Но дальше случился страшный закон, страшный парадокс, который случается всегда: человек, который перерос свою нишу, обречен на гибель. И Афиногенов гибнет от случайного осколка бомбы, единственного осколка, попавшего в здание ТАСС, когда накануне эвакуации из Москвы он один забежал в это здание какие-то документы забрать — и в этот момент его убило одного в здании этим единственным осколком, туда попавшим. Потом уже, возвращаясь из Америки, где она собирала деньги для воюющей России, на корабле погибла во время пожара его супруга, американка Джейн. Царствие им небесное. Это была удивительная пара.
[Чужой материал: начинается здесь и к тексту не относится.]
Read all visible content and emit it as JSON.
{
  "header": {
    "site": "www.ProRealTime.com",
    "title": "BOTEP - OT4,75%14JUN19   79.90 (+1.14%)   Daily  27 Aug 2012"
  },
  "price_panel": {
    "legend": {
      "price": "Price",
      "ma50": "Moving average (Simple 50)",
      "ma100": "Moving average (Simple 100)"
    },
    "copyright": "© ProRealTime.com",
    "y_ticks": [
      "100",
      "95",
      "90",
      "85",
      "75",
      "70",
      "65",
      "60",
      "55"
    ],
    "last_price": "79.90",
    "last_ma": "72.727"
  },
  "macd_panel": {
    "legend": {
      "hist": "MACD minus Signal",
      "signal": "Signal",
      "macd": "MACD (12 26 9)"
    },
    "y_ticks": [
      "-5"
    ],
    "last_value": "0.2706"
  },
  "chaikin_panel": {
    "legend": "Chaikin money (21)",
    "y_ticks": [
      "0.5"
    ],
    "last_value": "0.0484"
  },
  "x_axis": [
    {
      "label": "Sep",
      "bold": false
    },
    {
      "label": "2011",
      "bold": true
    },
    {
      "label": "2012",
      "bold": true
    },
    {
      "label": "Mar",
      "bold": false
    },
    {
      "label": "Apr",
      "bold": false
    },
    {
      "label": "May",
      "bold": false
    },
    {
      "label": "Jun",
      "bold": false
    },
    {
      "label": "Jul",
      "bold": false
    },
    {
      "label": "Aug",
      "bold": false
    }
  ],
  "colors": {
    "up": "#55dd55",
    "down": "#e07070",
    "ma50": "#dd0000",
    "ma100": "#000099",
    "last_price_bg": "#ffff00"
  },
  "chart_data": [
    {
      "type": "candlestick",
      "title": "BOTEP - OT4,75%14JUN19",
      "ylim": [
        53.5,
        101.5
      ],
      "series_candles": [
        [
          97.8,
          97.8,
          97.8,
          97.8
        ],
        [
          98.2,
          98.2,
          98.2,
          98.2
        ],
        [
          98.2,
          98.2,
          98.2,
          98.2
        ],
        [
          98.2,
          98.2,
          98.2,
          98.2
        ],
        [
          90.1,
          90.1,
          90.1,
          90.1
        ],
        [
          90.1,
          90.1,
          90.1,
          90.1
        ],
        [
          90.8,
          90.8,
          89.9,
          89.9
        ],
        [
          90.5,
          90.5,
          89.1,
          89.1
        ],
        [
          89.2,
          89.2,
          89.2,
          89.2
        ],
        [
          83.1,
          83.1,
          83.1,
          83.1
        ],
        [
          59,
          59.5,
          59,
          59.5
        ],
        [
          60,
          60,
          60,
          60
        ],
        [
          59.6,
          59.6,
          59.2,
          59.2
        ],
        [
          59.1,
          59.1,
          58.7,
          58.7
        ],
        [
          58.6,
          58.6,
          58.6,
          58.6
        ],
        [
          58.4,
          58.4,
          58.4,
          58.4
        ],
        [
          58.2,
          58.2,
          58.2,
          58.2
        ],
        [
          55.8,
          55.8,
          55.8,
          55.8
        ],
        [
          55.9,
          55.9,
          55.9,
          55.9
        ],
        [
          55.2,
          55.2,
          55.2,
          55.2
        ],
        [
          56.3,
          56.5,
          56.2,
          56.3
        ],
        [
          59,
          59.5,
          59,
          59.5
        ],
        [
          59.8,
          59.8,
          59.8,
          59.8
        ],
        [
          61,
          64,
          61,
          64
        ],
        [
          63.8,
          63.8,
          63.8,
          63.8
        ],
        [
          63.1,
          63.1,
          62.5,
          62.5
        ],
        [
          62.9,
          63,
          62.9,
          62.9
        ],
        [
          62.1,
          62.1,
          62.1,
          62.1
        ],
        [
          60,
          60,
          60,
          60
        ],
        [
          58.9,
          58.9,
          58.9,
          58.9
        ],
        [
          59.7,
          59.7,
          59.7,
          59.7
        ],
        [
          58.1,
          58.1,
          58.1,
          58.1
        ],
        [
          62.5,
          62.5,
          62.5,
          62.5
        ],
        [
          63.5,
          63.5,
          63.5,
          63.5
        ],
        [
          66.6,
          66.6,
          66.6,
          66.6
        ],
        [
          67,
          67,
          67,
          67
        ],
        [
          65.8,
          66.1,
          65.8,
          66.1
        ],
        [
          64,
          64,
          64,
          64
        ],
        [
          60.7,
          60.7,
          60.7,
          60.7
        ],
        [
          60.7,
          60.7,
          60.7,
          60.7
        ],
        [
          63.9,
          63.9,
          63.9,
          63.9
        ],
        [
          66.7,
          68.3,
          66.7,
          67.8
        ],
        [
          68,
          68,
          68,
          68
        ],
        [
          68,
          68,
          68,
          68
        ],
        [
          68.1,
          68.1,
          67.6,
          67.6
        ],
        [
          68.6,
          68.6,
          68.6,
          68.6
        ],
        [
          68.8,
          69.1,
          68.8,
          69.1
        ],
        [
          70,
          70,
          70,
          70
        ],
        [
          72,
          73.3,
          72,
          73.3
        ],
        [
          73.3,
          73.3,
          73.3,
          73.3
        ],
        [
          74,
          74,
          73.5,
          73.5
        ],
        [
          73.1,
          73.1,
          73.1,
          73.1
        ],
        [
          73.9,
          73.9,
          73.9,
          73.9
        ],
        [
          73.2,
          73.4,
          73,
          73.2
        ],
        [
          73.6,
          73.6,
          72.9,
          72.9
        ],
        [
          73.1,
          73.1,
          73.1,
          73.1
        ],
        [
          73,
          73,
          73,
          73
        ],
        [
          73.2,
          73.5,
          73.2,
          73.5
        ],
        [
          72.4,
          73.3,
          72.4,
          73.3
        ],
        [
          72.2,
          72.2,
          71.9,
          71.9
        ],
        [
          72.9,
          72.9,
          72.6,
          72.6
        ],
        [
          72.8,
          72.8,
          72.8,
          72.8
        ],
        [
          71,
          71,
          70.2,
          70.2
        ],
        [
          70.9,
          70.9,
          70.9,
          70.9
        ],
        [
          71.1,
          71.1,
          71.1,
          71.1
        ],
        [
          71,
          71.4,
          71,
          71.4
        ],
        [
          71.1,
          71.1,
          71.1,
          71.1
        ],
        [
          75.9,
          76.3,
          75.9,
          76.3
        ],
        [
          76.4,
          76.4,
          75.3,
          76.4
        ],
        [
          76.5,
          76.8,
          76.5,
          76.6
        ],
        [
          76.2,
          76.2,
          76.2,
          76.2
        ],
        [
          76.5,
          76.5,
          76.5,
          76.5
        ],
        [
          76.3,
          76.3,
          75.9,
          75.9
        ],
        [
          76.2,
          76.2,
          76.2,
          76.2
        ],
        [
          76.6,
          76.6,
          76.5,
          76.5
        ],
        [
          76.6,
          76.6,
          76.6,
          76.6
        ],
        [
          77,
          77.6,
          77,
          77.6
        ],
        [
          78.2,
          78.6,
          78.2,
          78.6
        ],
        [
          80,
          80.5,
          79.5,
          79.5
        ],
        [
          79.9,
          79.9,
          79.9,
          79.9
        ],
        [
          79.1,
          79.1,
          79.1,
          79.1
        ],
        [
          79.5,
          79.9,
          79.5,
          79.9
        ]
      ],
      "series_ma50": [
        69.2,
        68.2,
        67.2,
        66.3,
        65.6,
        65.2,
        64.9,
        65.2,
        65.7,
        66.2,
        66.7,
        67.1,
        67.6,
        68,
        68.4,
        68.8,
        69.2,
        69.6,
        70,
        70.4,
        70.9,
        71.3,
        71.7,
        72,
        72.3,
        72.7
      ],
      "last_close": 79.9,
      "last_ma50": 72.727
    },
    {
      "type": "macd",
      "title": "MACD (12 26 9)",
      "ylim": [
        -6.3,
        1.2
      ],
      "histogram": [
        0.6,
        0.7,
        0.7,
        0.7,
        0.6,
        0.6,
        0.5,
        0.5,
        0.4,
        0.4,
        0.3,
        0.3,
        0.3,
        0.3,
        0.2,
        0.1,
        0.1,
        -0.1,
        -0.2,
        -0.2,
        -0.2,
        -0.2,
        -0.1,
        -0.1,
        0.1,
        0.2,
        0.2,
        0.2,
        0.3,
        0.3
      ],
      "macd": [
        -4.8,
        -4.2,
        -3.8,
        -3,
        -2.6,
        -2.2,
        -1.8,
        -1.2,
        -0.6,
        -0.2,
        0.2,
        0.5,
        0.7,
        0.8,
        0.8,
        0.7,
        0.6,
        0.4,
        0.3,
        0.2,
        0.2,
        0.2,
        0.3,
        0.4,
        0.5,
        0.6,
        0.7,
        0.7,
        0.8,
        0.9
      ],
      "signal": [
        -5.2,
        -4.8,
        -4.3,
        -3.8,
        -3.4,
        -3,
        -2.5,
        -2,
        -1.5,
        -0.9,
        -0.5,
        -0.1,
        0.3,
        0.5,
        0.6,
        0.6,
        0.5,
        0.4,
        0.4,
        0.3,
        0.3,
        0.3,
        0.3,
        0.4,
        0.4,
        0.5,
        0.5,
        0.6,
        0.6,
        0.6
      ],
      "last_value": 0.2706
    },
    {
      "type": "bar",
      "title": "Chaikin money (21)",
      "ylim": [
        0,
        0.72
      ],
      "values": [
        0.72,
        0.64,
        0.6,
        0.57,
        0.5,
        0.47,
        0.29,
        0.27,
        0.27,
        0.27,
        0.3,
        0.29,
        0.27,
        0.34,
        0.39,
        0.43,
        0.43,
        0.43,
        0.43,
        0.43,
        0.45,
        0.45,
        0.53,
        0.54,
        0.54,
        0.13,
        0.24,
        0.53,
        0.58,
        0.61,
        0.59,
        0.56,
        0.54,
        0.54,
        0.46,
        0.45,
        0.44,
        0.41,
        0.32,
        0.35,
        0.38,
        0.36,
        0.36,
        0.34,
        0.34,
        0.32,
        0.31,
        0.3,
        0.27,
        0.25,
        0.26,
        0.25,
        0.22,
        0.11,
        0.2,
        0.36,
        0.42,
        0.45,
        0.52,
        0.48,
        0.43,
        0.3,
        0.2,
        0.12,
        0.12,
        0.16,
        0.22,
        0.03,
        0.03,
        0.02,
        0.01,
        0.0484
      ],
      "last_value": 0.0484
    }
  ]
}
Но удивительно то, что человек, переросший свою нишу, обречен вот так… Афиногенов действительно стал другим человеком. И Пастернак, по сути, спас его от безумия, от деградации, от распада, но дальше спасти его от этого он уже не мог.
«Есть ли в современной драматургии что-нибудь похожее на Вампилова?»
Есть, наверное, но, видите ли, только это надо искать не в социальной драматургии. Вампилов — он же поэт, он очень поэтичен. И в этом смысле, наверное, Ксения Драгунская, последние две ее пьесы… Но тут еще в чем дело? Хотя Драгунская сейчас больше прозу пишет, конечно. Ну, вот такие ее пьесы более ранние, как «Яблочный вор», например, ну, такие. А так мне трудно найти драматурга, который мог бы сравниться с Вампиловым хоть отдаленно. По крайней мере, ну не читал. Вампилов же действительно очень сложное явление. И у него очень живые, очень органичные диалоги. А сейчас драматурги, как ни странно, не умеют писать диалоги — в этом-то и главная проблема. Монологи — еще туда-сюда.
«Может быть, я только у Смирнова чувствовал что-то близкое ему, «Родненькие мои», но ведь это восьмидесятые».
Я даже думаю, что это конец семидесятых — «Родненькие мои». Надо пересмотреть. Смирнов — блистательный сценарист. Он вообще очень крупный писатель. И «Родненькие мои», которые он называл своим высшим литературным достижением (и я здесь с ним совершенно солидарен, кстати), — это прекрасная пьеса. Вот мать моя прочла ее, кстати, только что в книжке «Лопухи и лебеда» и сказала, что все-таки точность языка там такова, что начинаешь чувствовать физически духоту времени и отвращение к героям. Там и любовь, конечно, но отвращение жуткое. Чувствуешь клаустрофобию этой вещи. Андрей Сергеевич, если вы сейчас меня слышите, то мы вам передаем привет горячий!
«Каковы отношения трикстера и политического режима? Может ли он быть частью системы?»